Mark Hagen, MA, is the Director of the International Institute for Dream Research. He graduated from the University of Zürich, Switzerland, in Clinical Psychology in 1983, and undertook three years of analytical training in Depth Psychology. He is the author of Restoration of the Dream. He has kept a dream journal since 1977. 

Abstract

The primordial event of language opened human experience to metaphorically view life as a literary work of art. Dreamwork reflects the artistic representations and poetic fashion currents of the dreamscreen of history. As a literary and visual art and science par excellence the theatre is an institutionalized voyeuristic space. Film and TV in the 20th century have replaced the theatre as a popular entertainment. Dreams may be described as movies, with images projected onto a dreamscreen within the mind. As literary narratives or screenplays, dreams can be categorized into genres. Within the narratives of the dreams of individuals, patterns, common themes and symbols emerge which are indicators of collective literary narratives for the groups to which individuals belong. Individuals living in a speech community are shaped via instruction to learn their culture's literary mythological storehouse inheritance.

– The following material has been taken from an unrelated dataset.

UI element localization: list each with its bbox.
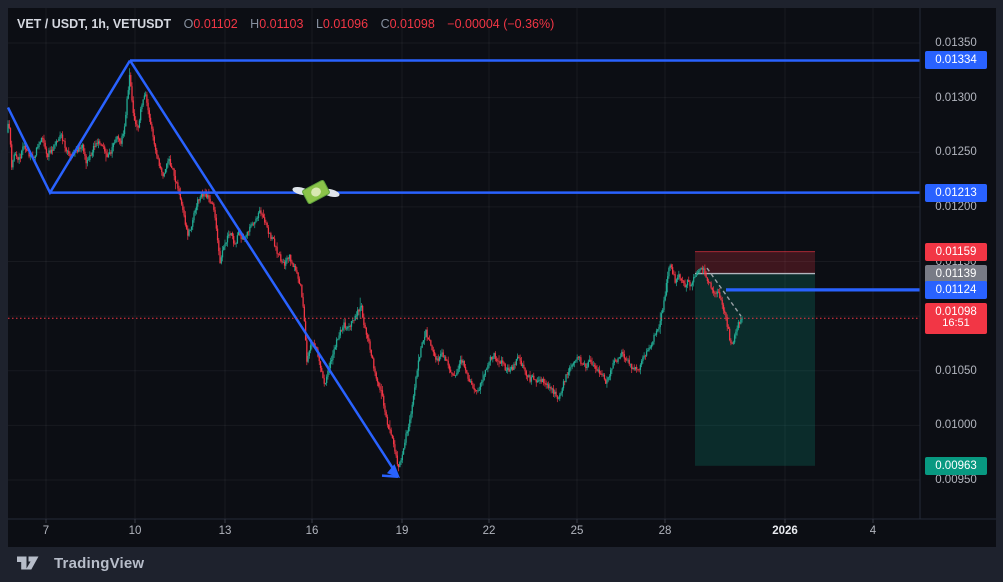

American myths such as Herman Melville's Moby Dick provide the dark literary archetype for the American communal dreamscreen. By contrast L. Frank Baum's Wizard of Oz (and the make-believe of Judy Garland's rendition of "Somewhere over the Rainbow") creates a distinct idealistic American message, "there is no-place like home".

Dream research can use the tools of literary criticism to understand the underlying mythologies and philosophies that produce the textual description of the dream, and vice-versa. Fredric Jameson "The Political Unconscious: Narrative as a Socially Symbolic Act" sees the historical past only as being understood as parts of a single collective story. For Jameson literary and social criticisms are aimed at the individual and collective narrative structures of history i.e. Historical Novel.